Perbedaan pilihan dalam demokrasi ada keasyikan tersendiri. Riuh dan debat alias “becelekeh” itu lumrah, yang penting tak saling membantai. Seringkali saya ungkapkan, politik itu cukup sampai tenggorokan jangan sampai masuk ke hati, ntar sakit hati. Kalau cuma sampai tenggorokan paling sakit tenggorokan alias habis suara.
Orangtua kita dulu pernah menasehatkan: “Selama sendok, garpu, piring, cangkir, mangkok & perabotan lainnya masih dalam satu rak, maka dipastikan berbenturan dan berbunyi “klontang-klonteng”.
Nasehat orangtua kita ini bermaksud untuk kita bijak dalam menghadapi perbedaan, “klontang-klonteng” mah sudah biasa, yang penting jangan sampai pecah. Gambaran dalam kehidupan kita, terjadi gesekan dan kadangkala suara keras yang mengagetkan sekitar, baik itu dalam komunitas, organisasi, perkumpulan, organisasi, lembaga, instansi bahkan pasti juga dalam keluarga.

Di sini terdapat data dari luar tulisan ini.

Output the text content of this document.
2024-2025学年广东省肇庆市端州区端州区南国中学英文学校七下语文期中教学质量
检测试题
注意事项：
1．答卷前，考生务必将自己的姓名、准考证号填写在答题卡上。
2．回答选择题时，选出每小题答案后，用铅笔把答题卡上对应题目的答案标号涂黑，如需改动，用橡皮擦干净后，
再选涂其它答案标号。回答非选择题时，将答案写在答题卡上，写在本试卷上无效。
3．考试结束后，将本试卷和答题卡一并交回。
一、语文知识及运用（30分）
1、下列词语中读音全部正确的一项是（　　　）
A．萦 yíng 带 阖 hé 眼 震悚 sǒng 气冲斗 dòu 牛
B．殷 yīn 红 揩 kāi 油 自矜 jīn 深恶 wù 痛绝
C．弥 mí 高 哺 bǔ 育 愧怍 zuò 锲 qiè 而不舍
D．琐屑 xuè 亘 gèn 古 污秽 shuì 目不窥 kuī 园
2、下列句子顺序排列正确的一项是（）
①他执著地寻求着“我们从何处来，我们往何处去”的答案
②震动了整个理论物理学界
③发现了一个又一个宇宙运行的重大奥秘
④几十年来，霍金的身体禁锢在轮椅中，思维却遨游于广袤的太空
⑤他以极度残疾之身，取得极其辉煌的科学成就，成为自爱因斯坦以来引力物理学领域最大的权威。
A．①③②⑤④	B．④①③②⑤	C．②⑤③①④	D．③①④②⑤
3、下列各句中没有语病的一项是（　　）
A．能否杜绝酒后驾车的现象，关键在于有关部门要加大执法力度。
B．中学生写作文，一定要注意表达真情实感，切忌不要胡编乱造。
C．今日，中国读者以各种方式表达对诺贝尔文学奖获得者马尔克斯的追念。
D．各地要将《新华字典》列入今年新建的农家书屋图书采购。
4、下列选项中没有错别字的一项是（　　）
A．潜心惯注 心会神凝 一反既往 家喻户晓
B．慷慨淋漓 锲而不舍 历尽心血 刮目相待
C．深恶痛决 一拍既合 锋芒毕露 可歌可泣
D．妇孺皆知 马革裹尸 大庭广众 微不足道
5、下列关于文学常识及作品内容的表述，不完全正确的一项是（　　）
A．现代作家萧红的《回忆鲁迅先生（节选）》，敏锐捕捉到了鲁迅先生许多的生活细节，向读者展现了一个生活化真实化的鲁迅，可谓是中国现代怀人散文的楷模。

Budaya Sebagai Lem Perekat
BUDAYA adalah kekayaan yang tercipta dari nilai-nilai kearifan (local wisdom). Budaya adalah jalan besar nan indah menjadi lem perekat bangsa Indonesia. Ketika Bhennika Tunggal Ika dicetuskan sebagai semboyan kita, menunjukkan betapa budaya Indonesia yang teramat kaya dan indah ini menyatu dalam kebersamaan sebagai anak bangsa.
Pemahaman budaya yang rendah, rentan akan membuat bangsa ini berpecah belah. Apalagi generasi Gen Z dan Milenial yang semakin menjauh dari nilai-nilai budaya, sehingga adab dan etika serta penghormatan pada nilai-nilai sejarah dan budaya sangatlah minim. Oleh karenanya, penting bagi Pemerintah dari Pusat sampai Desa untuk kembali menggali nilai-nilai budaya sebagai karakter bangsa. Sebab tahun demi tahun, Indonesia berkarakter budaya semakin tak jelas. Budaya itu bukan setiap tahun pada peringatan 17 Agustus dengan memakai busana adat suatu daerah. Itu hanya penampakan saja, yang paling penting adalah kebijakan dan membentuk watak.